(Bloomberg) -- New Jersey will allow fishing charters and other watercraft rentals to resume on Sunday but require specific, strict social distances measures and maintenance of passenger logs for potential contact tracing, the state’s governor said.
The resumption of nautical ventures follows news on Thursday that New Jersey beaches will be open for the Memorial Day weekend. It’s part of Governor Phil Murphy’s “deliberate incremental steps” to bring the state’s economy back from a shelter-in-place order designed to slow the spread of coronavirus.
“The data says that it is possible” even as the blanket stay-at-home order imposed on March 21 mostly stays in place, Murphy said a press briefing on Saturday.
Murphy said he’d outline medical and other markers he’ll be assessing toward lifting the order on Monday or Tuesday. A patchwork of activities are now permitted in the Garden State: golf, for example, but not tennis.

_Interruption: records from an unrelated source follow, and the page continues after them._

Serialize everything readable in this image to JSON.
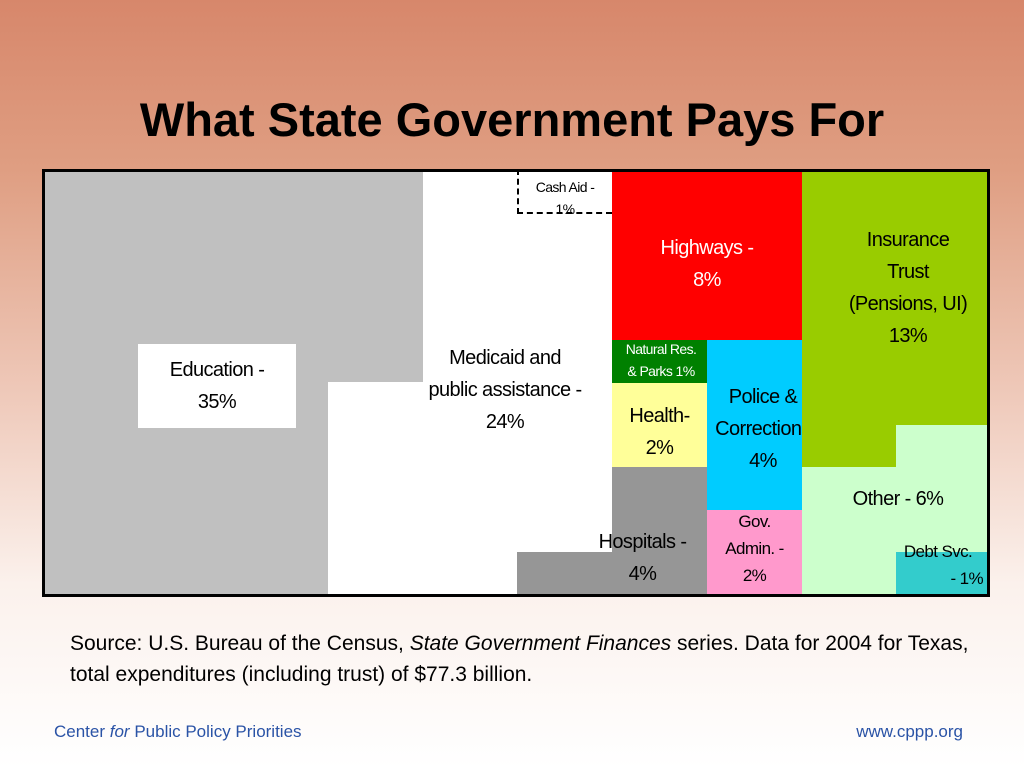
{
  "title": "What State Government Pays For",
  "chart": {
    "education": {
      "line1": "Education -",
      "line2": "35%"
    },
    "medicaid": {
      "line1": "Medicaid and",
      "line2": "public assistance -",
      "line3": "24%"
    },
    "cash_aid": {
      "line1": "Cash Aid -",
      "line2": "1%"
    },
    "highways": {
      "line1": "Highways -",
      "line2": "8%"
    },
    "insurance": {
      "line1": "Insurance",
      "line2": "Trust",
      "line3": "(Pensions, UI)",
      "line4": "13%"
    },
    "natural": {
      "line1": "Natural Res.",
      "line2": "&  Parks 1%"
    },
    "health": {
      "line1": "Health-",
      "line2": "2%"
    },
    "police": {
      "line1": "Police &",
      "line2": "Corrections",
      "line3": "4%"
    },
    "other": {
      "line1": "Other - 6%"
    },
    "hospitals": {
      "line1": "Hospitals -",
      "line2": "4%"
    },
    "gov_admin": {
      "line1": "Gov.",
      "line2": "Admin. -",
      "line3": "2%"
    },
    "debt": {
      "line1": "Debt Svc.",
      "line2": "- 1%"
    }
  },
  "colors": {
    "education": "#c0c0c0",
    "medicaid": "#ffffff",
    "highways": "#ff0000",
    "insurance": "#99cc00",
    "natural": "#008000",
    "health": "#ffff99",
    "police": "#00ccff",
    "other": "#ccffcc",
    "hospitals": "#969696",
    "gov_admin": "#ff99cc",
    "debt": "#33cccc"
  },
  "source": {
    "prefix": "Source: U.S. Bureau of the Census, ",
    "italic": "State Government Finances",
    "suffix": " series. Data for 2004 for Texas, total expenditures (including trust) of $77.3 billion."
  },
  "footer": {
    "left_a": "Center ",
    "left_b": "for",
    "left_c": " Public Policy Priorities",
    "right": "www.cppp.org"
  }
}
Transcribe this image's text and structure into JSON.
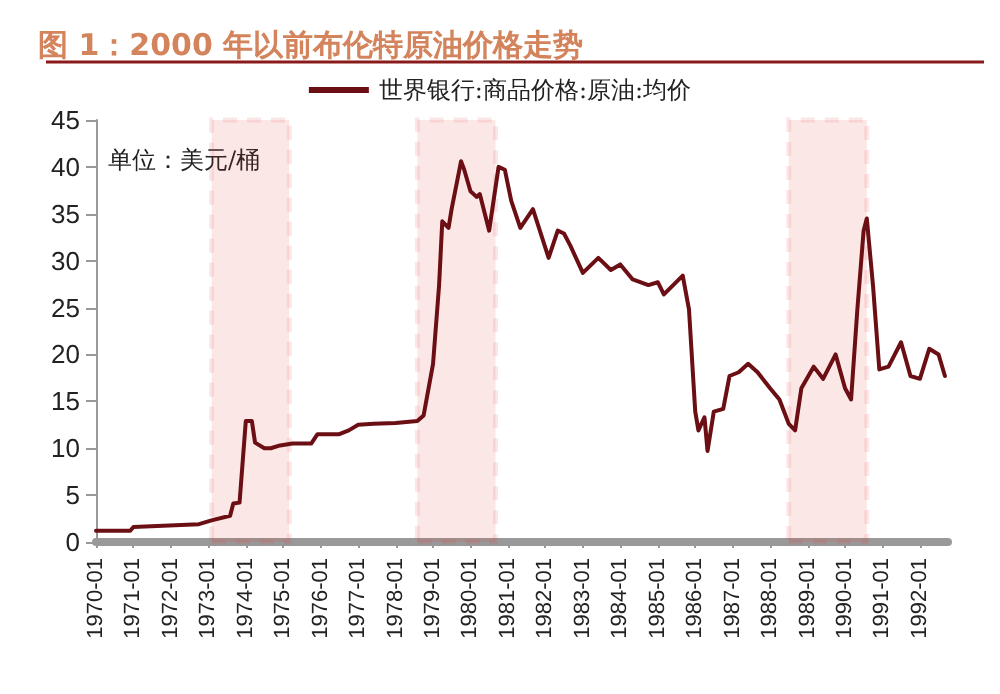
{
  "chart_data": {
    "type": "line",
    "title": "图 1：2000 年以前布伦特原油价格走势",
    "ylabel": "单位：美元/桶",
    "x": [
      "1970-01",
      "1970-12",
      "1971-01",
      "1972-10",
      "1973-02",
      "1973-08",
      "1973-09",
      "1973-11",
      "1974-01",
      "1974-03",
      "1974-04",
      "1974-07",
      "1974-09",
      "1974-12",
      "1975-04",
      "1975-10",
      "1975-12",
      "1976-07",
      "1976-10",
      "1977-01",
      "1977-06",
      "1978-01",
      "1978-08",
      "1978-10",
      "1979-01",
      "1979-03",
      "1979-04",
      "1979-06",
      "1979-07",
      "1979-10",
      "1979-11",
      "1980-01",
      "1980-03",
      "1980-04",
      "1980-07",
      "1980-10",
      "1980-12",
      "1981-02",
      "1981-05",
      "1981-09",
      "1982-02",
      "1982-05",
      "1982-07",
      "1982-09",
      "1983-01",
      "1983-06",
      "1983-10",
      "1984-01",
      "1984-05",
      "1984-10",
      "1985-01",
      "1985-03",
      "1985-09",
      "1985-11",
      "1986-01",
      "1986-02",
      "1986-04",
      "1986-05",
      "1986-07",
      "1986-10",
      "1986-12",
      "1987-03",
      "1987-06",
      "1987-09",
      "1988-01",
      "1988-04",
      "1988-07",
      "1988-09",
      "1988-11",
      "1989-03",
      "1989-06",
      "1989-10",
      "1990-01",
      "1990-03",
      "1990-05",
      "1990-07",
      "1990-08",
      "1990-10",
      "1990-12",
      "1991-03",
      "1991-07",
      "1991-10",
      "1992-01",
      "1992-04",
      "1992-07",
      "1992-09"
    ],
    "series": [
      {
        "name": "世界银行:商品价格:原油:均价",
        "color": "#6b0f14",
        "values": [
          1.2,
          1.2,
          1.6,
          1.9,
          2.3,
          2.8,
          4.1,
          4.2,
          12.9,
          12.9,
          10.6,
          10.0,
          10.0,
          10.3,
          10.5,
          10.5,
          11.5,
          11.5,
          11.9,
          12.5,
          12.6,
          12.7,
          12.9,
          13.5,
          19.0,
          27.4,
          34.2,
          33.5,
          35.5,
          40.6,
          39.7,
          37.4,
          36.8,
          37.1,
          33.2,
          40.0,
          39.7,
          36.4,
          33.5,
          35.5,
          30.3,
          33.2,
          32.9,
          31.6,
          28.7,
          30.3,
          29.0,
          29.6,
          28.0,
          27.4,
          27.7,
          26.4,
          28.4,
          24.8,
          13.9,
          11.9,
          13.3,
          9.7,
          13.9,
          14.2,
          17.7,
          18.1,
          19.0,
          18.1,
          16.4,
          15.2,
          12.6,
          11.9,
          16.4,
          18.7,
          17.4,
          20.0,
          16.4,
          15.2,
          24.8,
          33.2,
          34.5,
          27.3,
          18.4,
          18.7,
          21.3,
          17.7,
          17.4,
          20.6,
          20.0,
          17.7
        ]
      }
    ],
    "xlim": [
      "1970-01",
      "1992-10"
    ],
    "xticks": [
      "1970-01",
      "1971-01",
      "1972-01",
      "1973-01",
      "1974-01",
      "1975-01",
      "1976-01",
      "1977-01",
      "1978-01",
      "1979-01",
      "1980-01",
      "1981-01",
      "1982-01",
      "1983-01",
      "1984-01",
      "1985-01",
      "1986-01",
      "1987-01",
      "1988-01",
      "1989-01",
      "1990-01",
      "1991-01",
      "1992-01"
    ],
    "ylim": [
      0,
      45
    ],
    "yticks": [
      0,
      5,
      10,
      15,
      20,
      25,
      30,
      35,
      40,
      45
    ],
    "bands": [
      {
        "axis": "x",
        "from": "1973-02",
        "to": "1975-03",
        "color": "#e8383d"
      },
      {
        "axis": "x",
        "from": "1978-08",
        "to": "1980-09",
        "color": "#e8383d"
      },
      {
        "axis": "x",
        "from": "1988-07",
        "to": "1990-08",
        "color": "#e8383d"
      }
    ],
    "grid": false,
    "legend": "top",
    "line_style": "solid",
    "marker": "none"
  }
}
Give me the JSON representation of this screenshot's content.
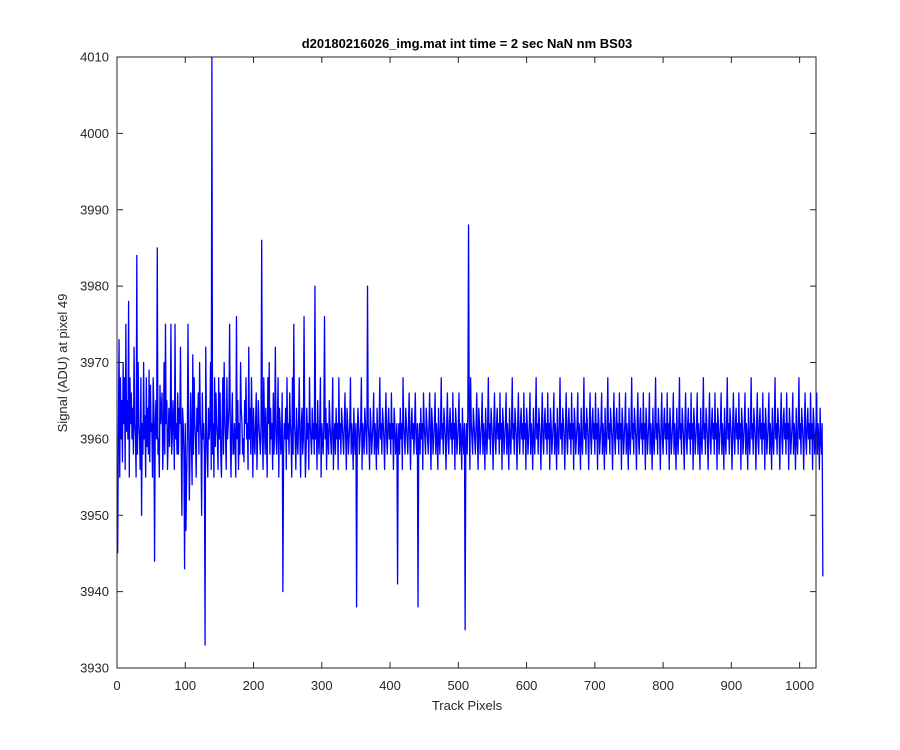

Most medical indicator trends across the state’s northern, central and southern regions are “moving in the right directions,” he said.
“While we know we are not entirely out of the woods yet, New Jersey is beginning to fall a little bit more in line with some of the big states and neighbors we compare ourselves too.” New Jersey, New York, Connecticut and Pennsylvania have been coordinating their reopening approaches.
Fewer Admittances
Murphy outlined a continued decline in the number of patients on ventilators and in intensive care. And in the past day, the discharge of 380 Covid patients from hospitals was more than double the new admittances.
Still, another 115 state residents died from Covid-19 in the past day, bringing New Jersey’s total deaths to 10,249. Cases reached 145,089, up 1,239. More than half the state’s deaths have been in long-term care facilities like nursing homes.
Coronavirus deaths in the U.S. exceed 88,000 and cases are over 1.4 million. New Jersey’s level of cases and fatalities is second only to New York.
Murphy also disclosed that the state’s public transit agency as received $1.4 billion in CARES Act funding, and that he spoke Friday with President Donald Trump.